ZeroBench: An Impossible Visual Benchmark for Contemporary Large Multimodal Models

Jonathan Roberts ⋅ Mohammad Reza Taesiri ⋅ Ansh Sharma ⋅ Akash Gupta ⋅ Samuel Roberts ⋅ Ioana Croitoru ⋅ Vlad Bogolin ⋅ Jialu Tang ⋅ Florian Langer ⋅ Vyas Raina ⋅ Vatsal Raina ⋅ Hanyi Xiong ⋅ Vishaal Udandarao ⋅ Jingyi Lu ⋅ Chen Shiyang ⋅ Sam Purkis ⋅ Tianshuo Yan ⋅ Wenye Lin ⋅ Gyungin Shin ⋅ Qiaochu Yang ⋅ Anh Nguyen ⋅ David Atkinson ⋅ Alexandru Coca ⋅ Mikah Đặng ⋅ Sebastian Dziadzio ⋅ Jakob D. Kunz ⋅ Kaiqu Liang ⋅ Alexander Lo ⋅ Brian Pulfer ⋅ Steven Walton ⋅ Charig Yang ⋅ Kai Han ⋅ Samuel Albanie

Abstract

Large Multimodal Models (LMMs) exhibit shortfalls when interpreting images and, by some measures, have poorer spatial cognition than young children or animals.
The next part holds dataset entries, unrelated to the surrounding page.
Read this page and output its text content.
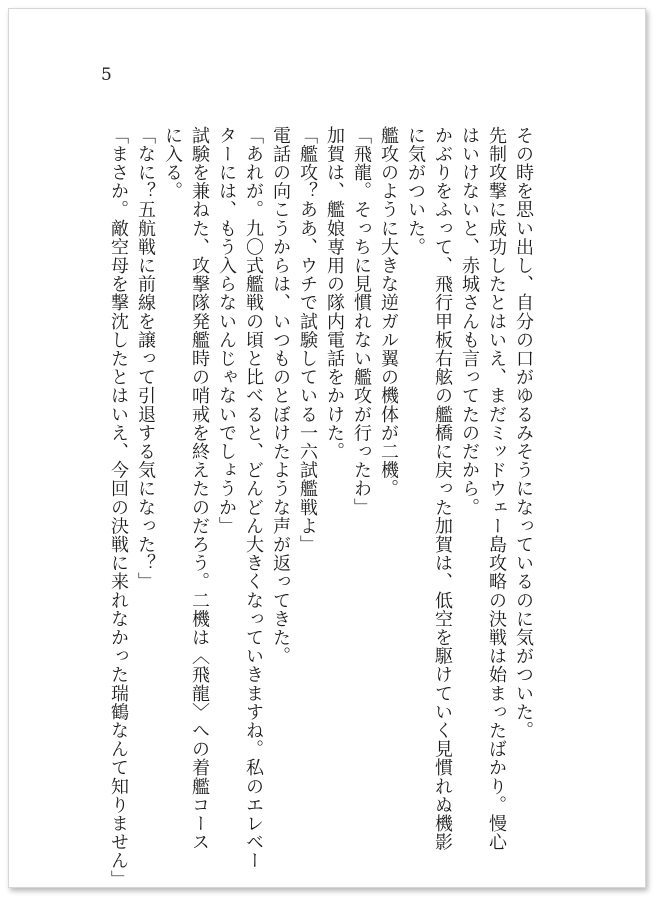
5

その時を思い出し、自分の口がゆるみそうになっているのに気がついた。

先制攻撃に成功したとはいえ、まだミッドウェー島攻略の決戦は始まったばかり。慢心

はいけないと、赤城さんも言ってたのだから。

かぶりをふって、飛行甲板右舷の艦橋に戻った加賀は、低空を駆けていく見慣れぬ機影

に気がついた。

艦攻のように大きな逆ガル翼の機体が二機。

「飛龍。そっちに見慣れない艦攻が行ったわ」

加賀は、艦娘専用の隊内電話をかけた。

「艦攻？ああ、ウチで試験している一六試艦戦よ」

電話の向こうからは、いつものとぼけたような声が返ってきた。

「あれが。九〇式艦戦の頃と比べると、どんどん大きくなっていきますね。私のエレベー

ターには、もう入らないんじゃないでしょうか」

試験を兼ねた、攻撃隊発艦時の哨戒を終えたのだろう。二機は〈飛龍〉への着艦コース

に入る。

「なに？五航戦に前線を譲って引退する気になった？」

「まさか。敵空母を撃沈したとはいえ、今回の決戦に来れなかった瑞鶴なんて知りません」
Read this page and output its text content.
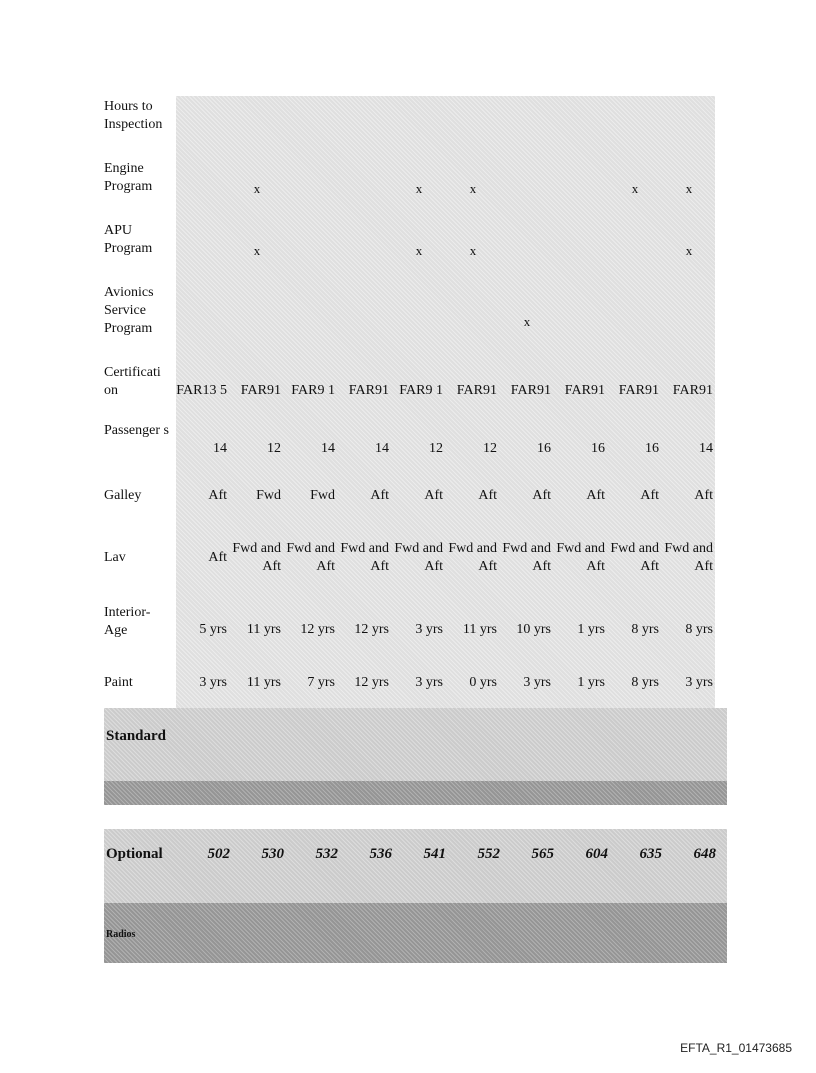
Hours to Inspection										
Engine Program		x			x	x			x	x
APU Program		x			x	x				x
Avionics Service Program							x			
Certificati on	FAR13 5	FAR91	FAR9 1	FAR91	FAR9 1	FAR91	FAR91	FAR91	FAR91	FAR91
Passenger s	14	12	14	14	12	12	16	16	16	14
Galley	Aft	Fwd	Fwd	Aft	Aft	Aft	Aft	Aft	Aft	Aft
Lav	Aft	Fwd and Aft	Fwd and Aft	Fwd and Aft	Fwd and Aft	Fwd and Aft	Fwd and Aft	Fwd and Aft	Fwd and Aft	Fwd and Aft
Interior- Age	5 yrs	11 yrs	12 yrs	12 yrs	3 yrs	11 yrs	10 yrs	1 yrs	8 yrs	8 yrs
Paint	3 yrs	11 yrs	7 yrs	12 yrs	3 yrs	0 yrs	3 yrs	1 yrs	8 yrs	3 yrs
Standard
Optional	502	530	532	536	541	552	565	604	635	648
Radios
EFTA_R1_01473685
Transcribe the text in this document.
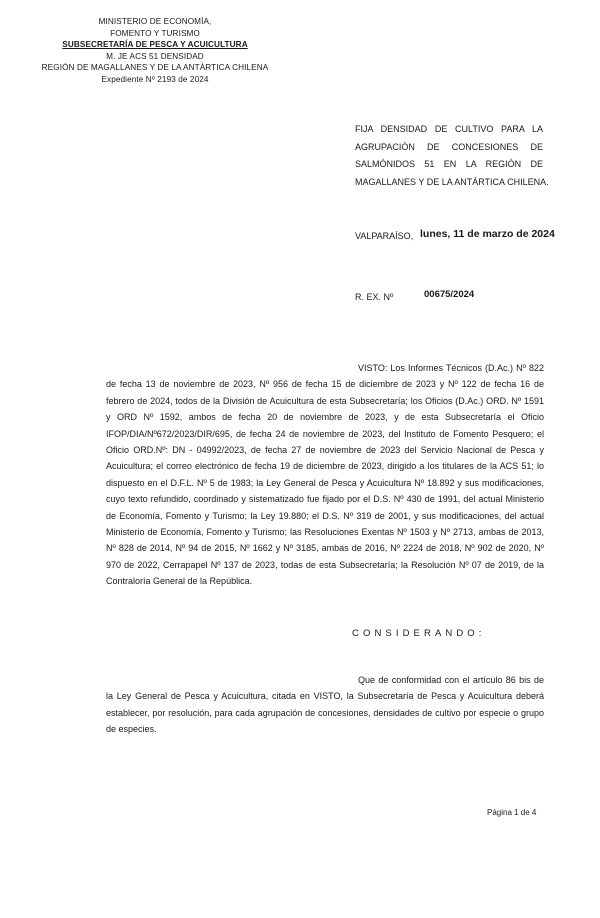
MINISTERIO DE ECONOMÍA,
FOMENTO Y TURISMO
SUBSECRETARÍA DE PESCA Y ACUICULTURA
M. JE ACS 51 DENSIDAD
REGIÓN DE MAGALLANES Y DE LA ANTÁRTICA CHILENA
Expediente Nº 2193 de 2024
FIJA DENSIDAD DE CULTIVO PARA LA
AGRUPACIÓN DE CONCESIONES DE
SALMÓNIDOS 51 EN LA REGIÓN DE
MAGALLANES Y DE LA ANTÁRTICA CHILENA.
VALPARAÍSO, lunes, 11 de marzo de 2024
R. EX. Nº	00675/2024

VISTO: Los Informes Técnicos (D.Ac.) Nº 822 de fecha 13 de noviembre de 2023, Nº 956 de fecha 15 de diciembre de 2023 y Nº 122 de fecha 16 de febrero de 2024, todos de la División de Acuicultura de esta Subsecretaría; los Oficios (D.Ac.) ORD. Nº 1591 y ORD Nº 1592, ambos de fecha 20 de noviembre de 2023, y de esta Subsecretaría el Oficio IFOP/DIA/Nº672/2023/DIR/695, de fecha 24 de noviembre de 2023, del Instituto de Fomento Pesquero; el Oficio ORD.Nº: DN - 04992/2023, de fecha 27 de noviembre de 2023 del Servicio Nacional de Pesca y Acuicultura; el correo electrónico de fecha 19 de diciembre de 2023, dirigido a los titulares de la ACS 51; lo dispuesto en el D.F.L. Nº 5 de 1983; la Ley General de Pesca y Acuicultura Nº 18.892 y sus modificaciones, cuyo texto refundido, coordinado y sistematizado fue fijado por el D.S. Nº 430 de 1991, del actual Ministerio de Economía, Fomento y Turismo; la Ley 19.880; el D.S. Nº 319 de 2001, y sus modificaciones, del actual Ministerio de Economía, Fomento y Turismo; las Resoluciones Exentas Nº 1503 y Nº 2713, ambas de 2013, Nº 828 de 2014, Nº 94 de 2015, Nº 1662 y Nº 3185, ambas de 2016, Nº 2224 de 2018, Nº 902 de 2020, Nº 970 de 2022, Cerrapapel Nº 137 de 2023, todas de esta Subsecretaría; la Resolución Nº 07 de 2019, de la Contraloría General de la República.

CONSIDERANDO:

Que de conformidad con el artículo 86 bis de la Ley General de Pesca y Acuicultura, citada en VISTO, la Subsecretaría de Pesca y Acuicultura deberá establecer, por resolución, para cada agrupación de concesiones, densidades de cultivo por especie o grupo de especies.

Página 1 de 4
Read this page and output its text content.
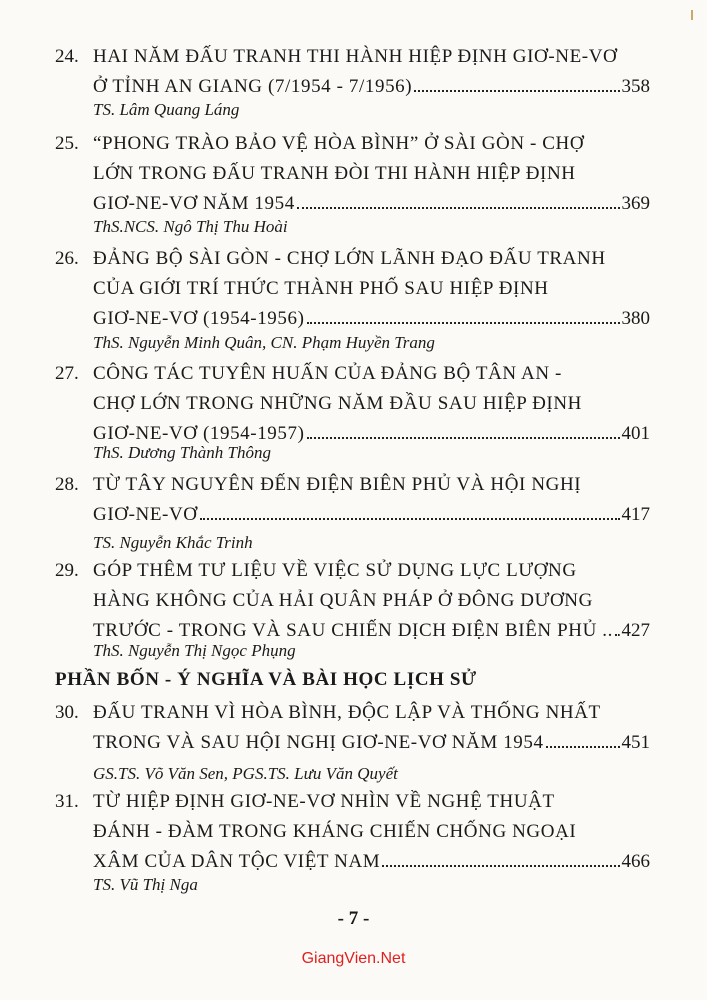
24. HAI NĂM ĐẤU TRANH THI HÀNH HIỆP ĐỊNH GIƠ-NE-VƠ
Ở TỈNH AN GIANG (7/1954 - 7/1956)	358
TS. Lâm Quang Láng
25. “PHONG TRÀO BẢO VỆ HÒA BÌNH” Ở SÀI GÒN - CHỢ
LỚN TRONG ĐẤU TRANH ĐÒI THI HÀNH HIỆP ĐỊNH
GIƠ-NE-VƠ NĂM 1954	369
ThS.NCS. Ngô Thị Thu Hoài
26. ĐẢNG BỘ SÀI GÒN - CHỢ LỚN LÃNH ĐẠO ĐẤU TRANH
CỦA GIỚI TRÍ THỨC THÀNH PHỐ SAU HIỆP ĐỊNH
GIƠ-NE-VƠ (1954-1956)	380
ThS. Nguyễn Minh Quân, CN. Phạm Huyền Trang
27. CÔNG TÁC TUYÊN HUẤN CỦA ĐẢNG BỘ TÂN AN -
CHỢ LỚN TRONG NHỮNG NĂM ĐẦU SAU HIỆP ĐỊNH
GIƠ-NE-VƠ (1954-1957)	401
ThS. Dương Thành Thông
28. TỪ TÂY NGUYÊN ĐẾN ĐIỆN BIÊN PHỦ VÀ HỘI NGHỊ
GIƠ-NE-VƠ	417
TS. Nguyễn Khắc Trinh
29. GÓP THÊM TƯ LIỆU VỀ VIỆC SỬ DỤNG LỰC LƯỢNG
HÀNG KHÔNG CỦA HẢI QUÂN PHÁP Ở ĐÔNG DƯƠNG
TRƯỚC - TRONG VÀ SAU CHIẾN DỊCH ĐIỆN BIÊN PHỦ .. 427
ThS. Nguyễn Thị Ngọc Phụng
PHẦN BỐN - Ý NGHĨA VÀ BÀI HỌC LỊCH SỬ
30. ĐẤU TRANH VÌ HÒA BÌNH, ĐỘC LẬP VÀ THỐNG NHẤT
TRONG VÀ SAU HỘI NGHỊ GIƠ-NE-VƠ NĂM 1954	451
GS.TS. Võ Văn Sen, PGS.TS. Lưu Văn Quyết
31. TỪ HIỆP ĐỊNH GIƠ-NE-VƠ NHÌN VỀ NGHỆ THUẬT
ĐÁNH - ĐÀM TRONG KHÁNG CHIẾN CHỐNG NGOẠI
XÂM CỦA DÂN TỘC VIỆT NAM	466
TS. Vũ Thị Nga
- 7 -
GiangVien.Net
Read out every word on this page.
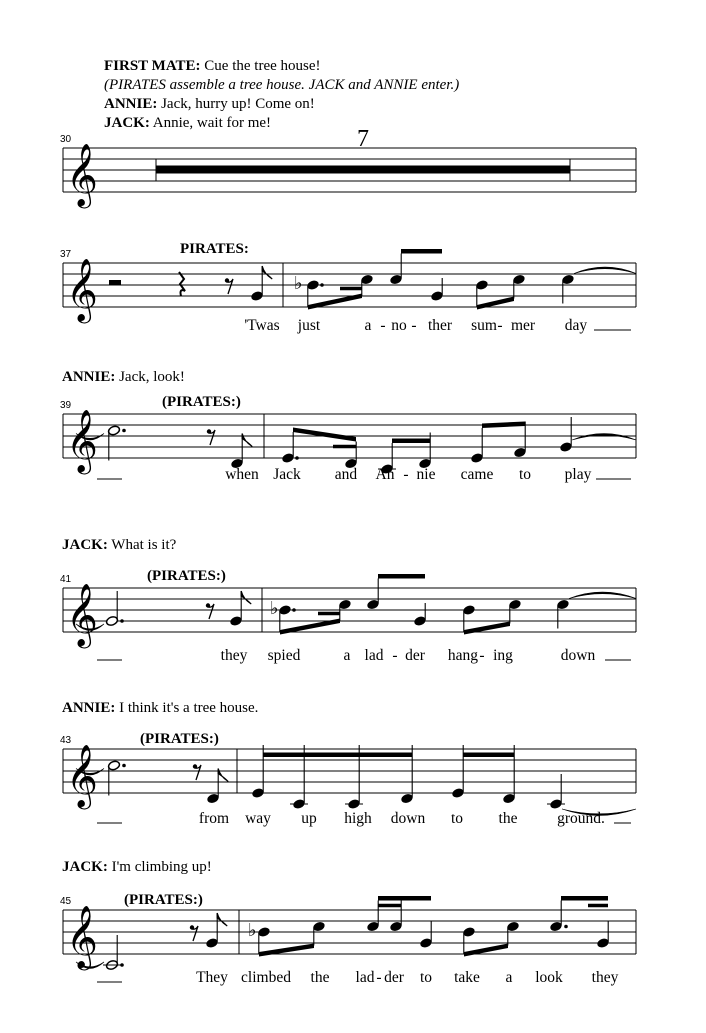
FIRST MATE: Cue the tree house!
(PIRATES assemble a tree house. JACK and ANNIE enter.)
ANNIE: Jack, hurry up! Come on!
JACK: Annie, wait for me!
ANNIE: Jack, look!
JACK: What is it?
ANNIE: I think it's a tree house.
JACK: I'm climbing up!
30
𝄞
7
37
𝄞
PIRATES:
♭
'Twas just	a - no - ther sum - mer day
39
𝄞
(PIRATES:)
when Jack and An - nie came to play
41
𝄞
(PIRATES:)
♭
they spied	a lad - der hang - ing	down
43
𝄞
(PIRATES:)
from way up high down to the	ground.
45
𝄞
(PIRATES:)
♭
They climbed the lad - der to take a look they
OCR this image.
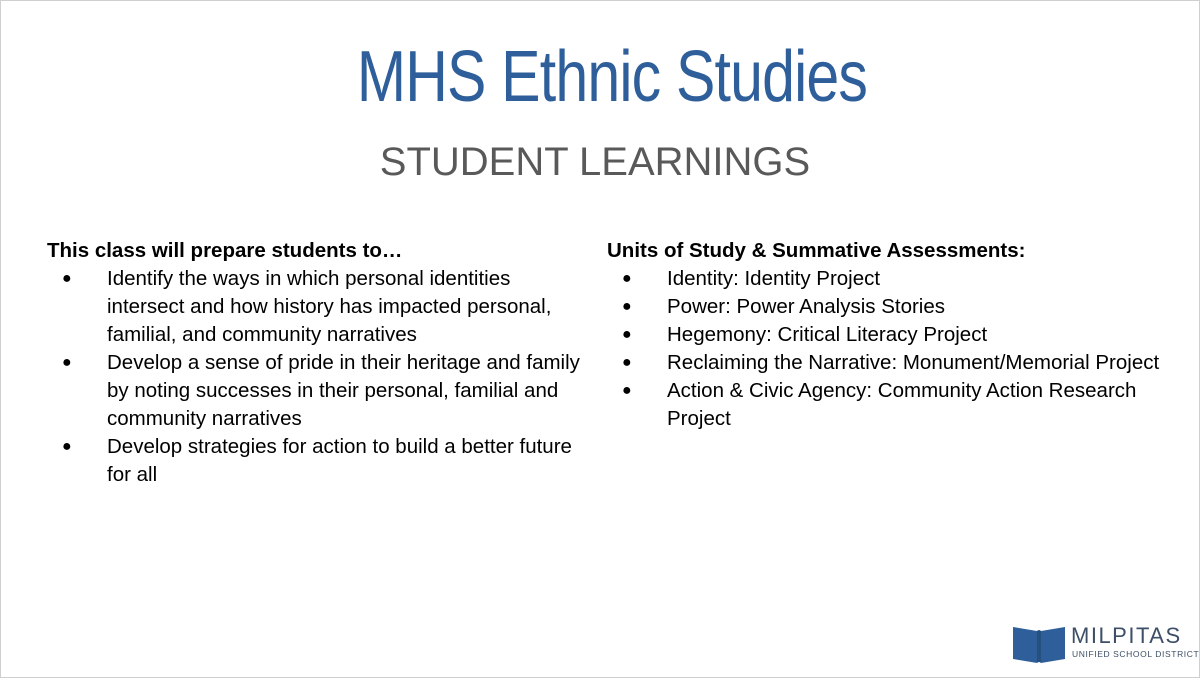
MHS Ethnic Studies
STUDENT LEARNINGS
This class will prepare students to…
● Identify the ways in which personal identities intersect and how history has impacted personal, familial, and community narratives
● Develop a sense of pride in their heritage and family by noting successes in their personal, familial and community narratives
● Develop strategies for action to build a better future for all
Units of Study & Summative Assessments:
● Identity: Identity Project
● Power: Power Analysis Stories
● Hegemony: Critical Literacy Project
● Reclaiming the Narrative: Monument/Memorial Project
● Action & Civic Agency: Community Action Research Project
MILPITAS
UNIFIED SCHOOL DISTRICT
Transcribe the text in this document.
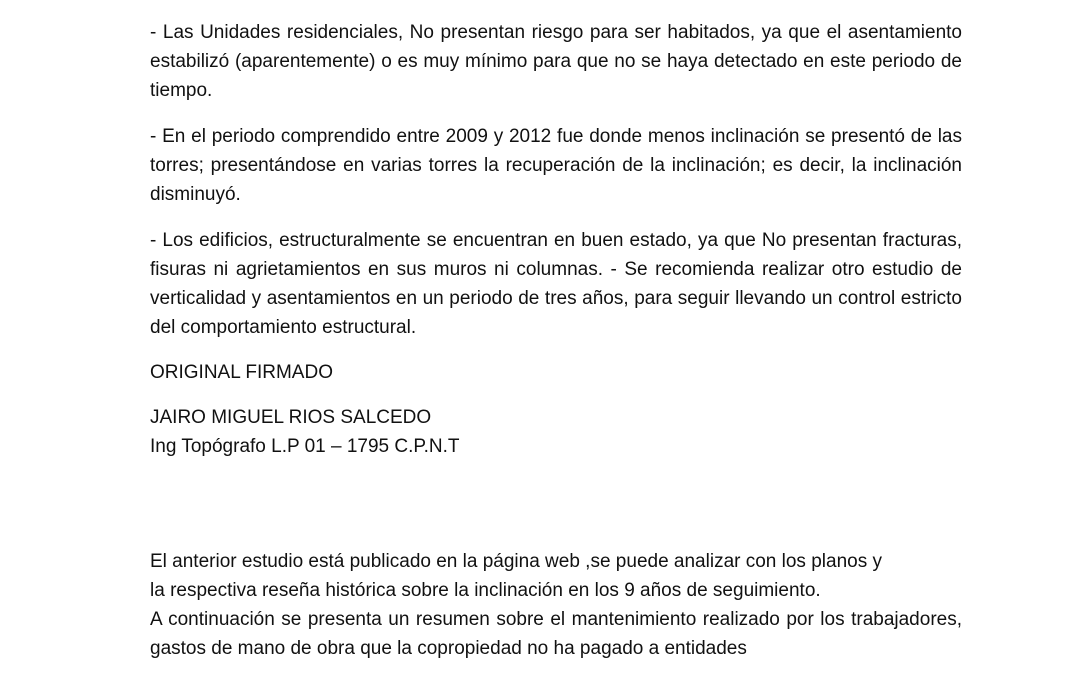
- Las Unidades residenciales, No presentan riesgo para ser habitados, ya que el asentamiento estabilizó (aparentemente) o es muy mínimo para que no se haya detectado en este periodo de tiempo.

- En el periodo comprendido entre 2009 y 2012 fue donde menos inclinación se presentó de las torres; presentándose en varias torres la recuperación de la inclinación; es decir, la inclinación disminuyó.

- Los edificios, estructuralmente se encuentran en buen estado, ya que No presentan fracturas, fisuras ni agrietamientos en sus muros ni columnas. - Se recomienda realizar otro estudio de verticalidad y asentamientos en un periodo de tres años, para seguir llevando un control estricto del comportamiento estructural.

ORIGINAL FIRMADO

JAIRO MIGUEL RIOS SALCEDO
Ing Topógrafo L.P 01 – 1795 C.P.N.T
El anterior estudio está publicado en la página web ,se puede analizar con los planos y
la respectiva reseña histórica sobre la inclinación en los 9 años de seguimiento.

A continuación se presenta un resumen sobre el mantenimiento realizado por los trabajadores, gastos de mano de obra que la copropiedad no ha pagado a entidades
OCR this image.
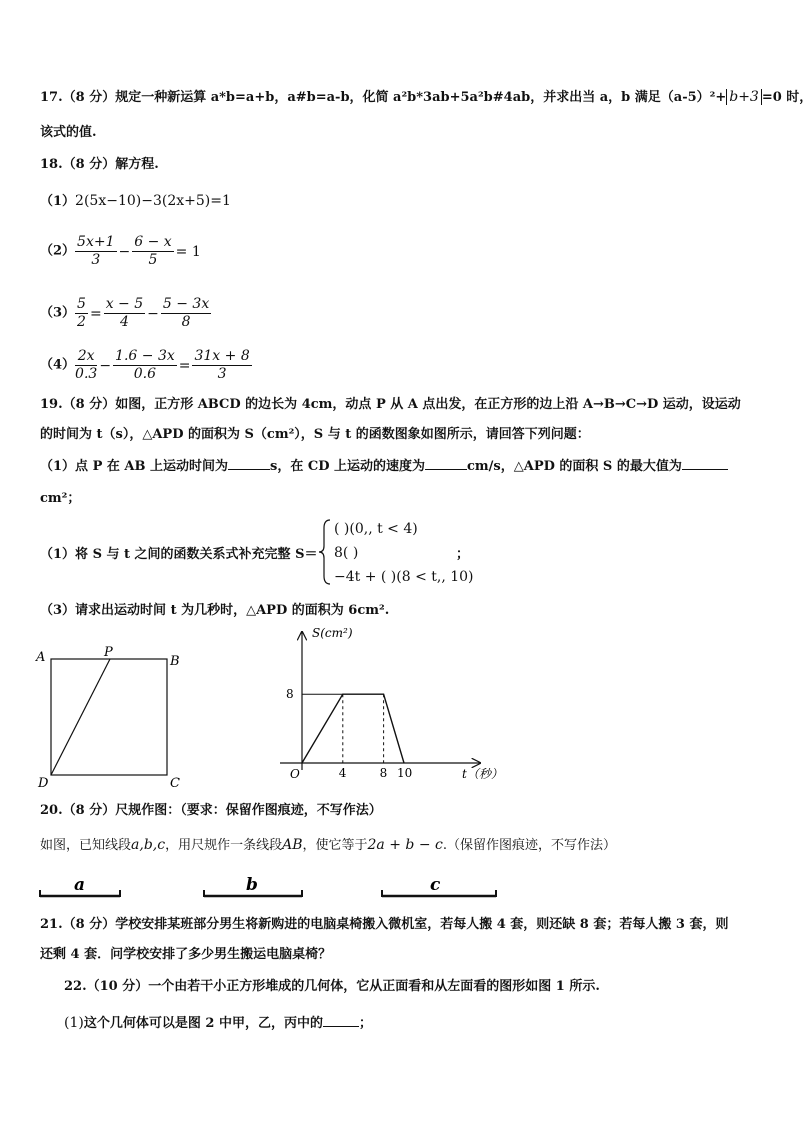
17.（8 分）规定一种新运算 a*b=a+b，a#b=a-b，化简 a²b*3ab+5a²b#4ab，并求出当 a，b 满足（a-5）²+ b+3 =0 时，
该式的值.
18.（8 分）解方程.
（1）2(5x−10)−3(2x+5)=1
$(2) \frac{5x+1}{3} - \frac{6 - x}{5} = 1$
$(3) \frac{5}{2} = \frac{x - 5}{4} - \frac{5 - 3x}{8}$
$(4) \frac{2x}{0.3} - \frac{1.6 - 3x}{0.6} = \frac{31x + 8}{3}$
19.（8 分）如图，正方形 ABCD 的边长为 4cm，动点 P 从 A 点出发，在正方形的边上沿 A→B→C→D 运动，设运动
的时间为 t（s），△APD 的面积为 S（cm²），S 与 t 的函数图象如图所示，请回答下列问题：
（1）点 P 在 AB 上运动时间为	s，在 CD 上运动的速度为	cm/s，△APD 的面积 S 的最大值为
cm²；
（1）将 S 与 t 之间的函数关系式补充完整 S＝
( )(0,, t < 4)
8( )
−4t + ( )(8 < t,, 10)
；
（3）请求出运动时间 t 为几秒时，△APD 的面积为 6cm².
A	P
B
C
D
S(cm²)
t（秒）
O	4	8 10
8
20.（8 分）尺规作图：（要求：保留作图痕迹，不写作法）
如图，已知线段a,b,c，用尺规作一条线段AB，使它等于2a + b − c.（保留作图痕迹，不写作法）
a	b	c
21.（8 分）学校安排某班部分男生将新购进的电脑桌椅搬入微机室，若每人搬 4 套，则还缺 8 套；若每人搬 3 套，则
还剩 4 套．问学校安排了多少男生搬运电脑桌椅？
22.（10 分）一个由若干小正方形堆成的几何体，它从正面看和从左面看的图形如图 1 所示.
(1)这个几何体可以是图 2 中甲，乙，丙中的	；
Despite this, they attain high scores on many popular visual benchmarks, with headroom rapidly eroded by surging model progress. To address this, there is a pressing need for difficult benchmarks that remain relevant for longer. We take this idea to its limit by introducing ZeroBench—a lightweight visual reasoning benchmark curated using adversarial filtering to be “impossible” for frontier LMMs at release time, with initial SotA scores of 0% pass@1 and pass∧5. We track progress on ZeroBench over the subsequent year, observing SotA reaching 6% pass∧5 and 19% pass@5, indicating the potential longevity of our benchmark. Overall, we evaluate 46 LMMs on ZeroBench, compare performance to a human baseline, analyse strengths and weaknesses, and chart performance over a year of advancement in visual capabilities.